In this work, we present the synthesis of the first Zn_0.9Co_0.1(CF₃-Im)₂ frameworks by ball milling. Optimizing the grinding parameters allowed us to selectively produce polymorphs of Zn_0.9Co_0.1(CF₃-Im)₂. Moreover, the formation was monitored in situ by synchrotron XRD measurements along with the formation of ZIF-8, Zn_0.9Co_0.1 (2Me-Im)₂, and Zn(CF₃-Im)₂ frameworks. In Figure 11, a summary of milling times and conversion rates for the synthesis of ZIF-8, Zn_0.9Co_0.1 (2Me-Im)₂, and Zn(CF₃-Im)₂ and Zn_0.9Co_0.1(CF₃-Im)₂ (both in qtz- and SOD-topologies, respectively) is given. The data showed for all the reactions one-step transformations from starting materials into products.

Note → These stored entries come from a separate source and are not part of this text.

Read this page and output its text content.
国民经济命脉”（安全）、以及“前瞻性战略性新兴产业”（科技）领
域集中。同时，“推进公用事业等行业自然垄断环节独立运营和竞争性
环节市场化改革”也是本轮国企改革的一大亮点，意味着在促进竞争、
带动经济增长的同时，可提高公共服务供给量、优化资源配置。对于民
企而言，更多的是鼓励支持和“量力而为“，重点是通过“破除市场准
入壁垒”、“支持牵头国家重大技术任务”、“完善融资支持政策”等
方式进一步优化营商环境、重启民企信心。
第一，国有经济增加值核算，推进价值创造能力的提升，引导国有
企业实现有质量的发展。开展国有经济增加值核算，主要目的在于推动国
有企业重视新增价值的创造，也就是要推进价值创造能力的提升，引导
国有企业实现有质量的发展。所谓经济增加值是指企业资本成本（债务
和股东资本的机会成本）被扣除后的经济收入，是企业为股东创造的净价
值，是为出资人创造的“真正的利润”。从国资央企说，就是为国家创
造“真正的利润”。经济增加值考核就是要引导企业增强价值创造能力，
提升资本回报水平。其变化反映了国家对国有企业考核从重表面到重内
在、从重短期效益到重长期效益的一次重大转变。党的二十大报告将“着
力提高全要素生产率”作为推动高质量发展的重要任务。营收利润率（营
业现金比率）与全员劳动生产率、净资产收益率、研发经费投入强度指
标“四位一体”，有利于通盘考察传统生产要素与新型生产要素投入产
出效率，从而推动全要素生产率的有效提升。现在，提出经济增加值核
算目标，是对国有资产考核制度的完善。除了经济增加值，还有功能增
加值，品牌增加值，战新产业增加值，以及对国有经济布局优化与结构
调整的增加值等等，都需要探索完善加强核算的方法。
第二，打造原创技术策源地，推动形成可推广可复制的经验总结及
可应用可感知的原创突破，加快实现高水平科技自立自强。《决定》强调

Furthermore, we investigated the chemical composition after carbonization of the prepared ZIFs, finding residue fluorine, mostly of organic nature. The pyrolyzed Zn_0.9Co_0.1(CF₃-Im)₂, both in qtz and SOD topology, was successfully used as ORR electrocatalysts in acidic and alkaline media. However, no significant differences in ORR activity for both polymorphs of pyrolyzed Zn_0.9Co_0.1(CF₃-Im)₂ could be observed.